Given: $Y$ ~ $Bin(200,\frac{1}{2}) $.
Show that:
a) $ P(Y \ge 150) \le \frac{2}{3} $
b) for every $ t$ $\in$ $\mathbb{R}$ :
$\mathbb{E}(e^{t Y}) $ = $ e^{200log(\frac{1}{2}e^t+\frac{1}{2})} $
c) for every $t$ $\in \mathbb{R}$ : $P(Y \ge 150) \le e^{-150t+200log(\frac{1}{2}e^t+\frac{1}{2})} $
d) Find the optimal $t$ and show that: $P(Y \ge 150) \le e^{-50log(\frac{27}{16})}  $
My attempt:
a) Solved this with Markov's inequality. 
b) $\mathbb{E}(e^{t Y}) = \mathbb{E}(e^{t \sum_{i=1}^{200} X_i }) = \mathbb{E}(e^{ \sum_{i=1}^{200} t  X_i }) = \mathbb{E}( \prod_{i=1}^{200}e^{t  X_i }) $ . I know that $X_i$ is independent. But how do I know that $ e^{tX_i}$ is independent? Anyways now I'm using the independence: $ \prod_{i=1}^{200} \mathbb{E}(e^{t  X_i }).$ Now I need that: $\mathbb{E}( e^{t  X_i }) = \frac{1}{2}e^t+\frac{1}{2}.$ Can someone explain me why this equality holds? The rest of b) is clear.
c) I was able to show this for $t > 0 $: $P(Y \ge 150)= P(e^{tY} > e^{t150})$. Use Markov's inequality: So $P(e^{tY} > e^{t150}) < \frac{1}{e^{t150}} \mathbb{E}(e^{t Y}) = e^{-150t+200log(\frac{1}{2}e^t+\frac{1}{2})}.$ What can I do for $t \le 0 $?
d) Unfortunately I have no idea for this part. 
I hope you can help me. :) Edit: c) is clear now because I have to show 
this inequality only for $ t \ge 0 $ 
 A: b) The independence comes from a standard theorem that if $X_1, X_2, \dots, X_n$ are independent, then $f_1(X_1), f_2(x_2), \dots, f_n(X_n)$ are independent for any functions $f_i$. For the expectations, try the Law of the Unconscious Statistician:
$$\mathbb E[e^{t X_i}] = e^{t \cdot 1} \cdot \frac 1 2 + e^{t \cdot 0} \cdot \frac 1 2.$$
c) Show that when $t < 0$, the exponent on $e$ is positive, hence the bound is trivial.
d) Hint: Recall from early calculus how to find optimal values of functions; the upshot is always to take a derivative, set it to 0, and solve.
Editing to expand this hint: Suppose you wanted to optimize the function $f(x) = -3x^2 + 5x + 7$. In this case, "optimize" would mean "maximize," although in general it could refer to a max or a min depending on the context.

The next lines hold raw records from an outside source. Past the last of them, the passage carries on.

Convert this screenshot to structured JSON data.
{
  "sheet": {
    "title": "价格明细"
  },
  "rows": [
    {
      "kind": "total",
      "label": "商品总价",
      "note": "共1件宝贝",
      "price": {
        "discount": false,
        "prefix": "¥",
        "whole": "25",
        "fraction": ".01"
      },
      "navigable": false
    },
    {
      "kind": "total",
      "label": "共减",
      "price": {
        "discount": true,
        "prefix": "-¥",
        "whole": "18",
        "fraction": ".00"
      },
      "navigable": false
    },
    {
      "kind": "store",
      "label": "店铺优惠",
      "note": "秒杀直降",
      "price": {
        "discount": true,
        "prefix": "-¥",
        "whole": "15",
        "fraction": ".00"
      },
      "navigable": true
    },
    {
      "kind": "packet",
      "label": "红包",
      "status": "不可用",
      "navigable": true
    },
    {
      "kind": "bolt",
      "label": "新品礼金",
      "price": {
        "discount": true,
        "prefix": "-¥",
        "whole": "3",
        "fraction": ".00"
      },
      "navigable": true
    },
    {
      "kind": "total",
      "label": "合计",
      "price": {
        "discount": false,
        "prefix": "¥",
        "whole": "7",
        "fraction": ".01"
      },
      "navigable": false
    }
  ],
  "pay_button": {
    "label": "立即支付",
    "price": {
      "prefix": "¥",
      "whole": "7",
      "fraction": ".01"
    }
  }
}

For differentiable functions, maxima and minima can occur only where there are horizontal tangents. Here, that would mean setting $0 = f'(x) = -6x + 5$ to obtain $x = 5/6$, the $x$-coordinate of the maximum value.
In your problem, your task is to optimize the function $f(x) = e^{-150t + 200 \log(\frac 1 2 e^t + \frac 1 2 )}$. Since the function $e^x$ is an increasing function, it attains a maximum (or minimum) where its exponent does. Thus, your task is actually to optimize the function $g(x) = -150t + 200 \log(\frac 1 2 e^t + \frac 1 2)$. Can you take it from here?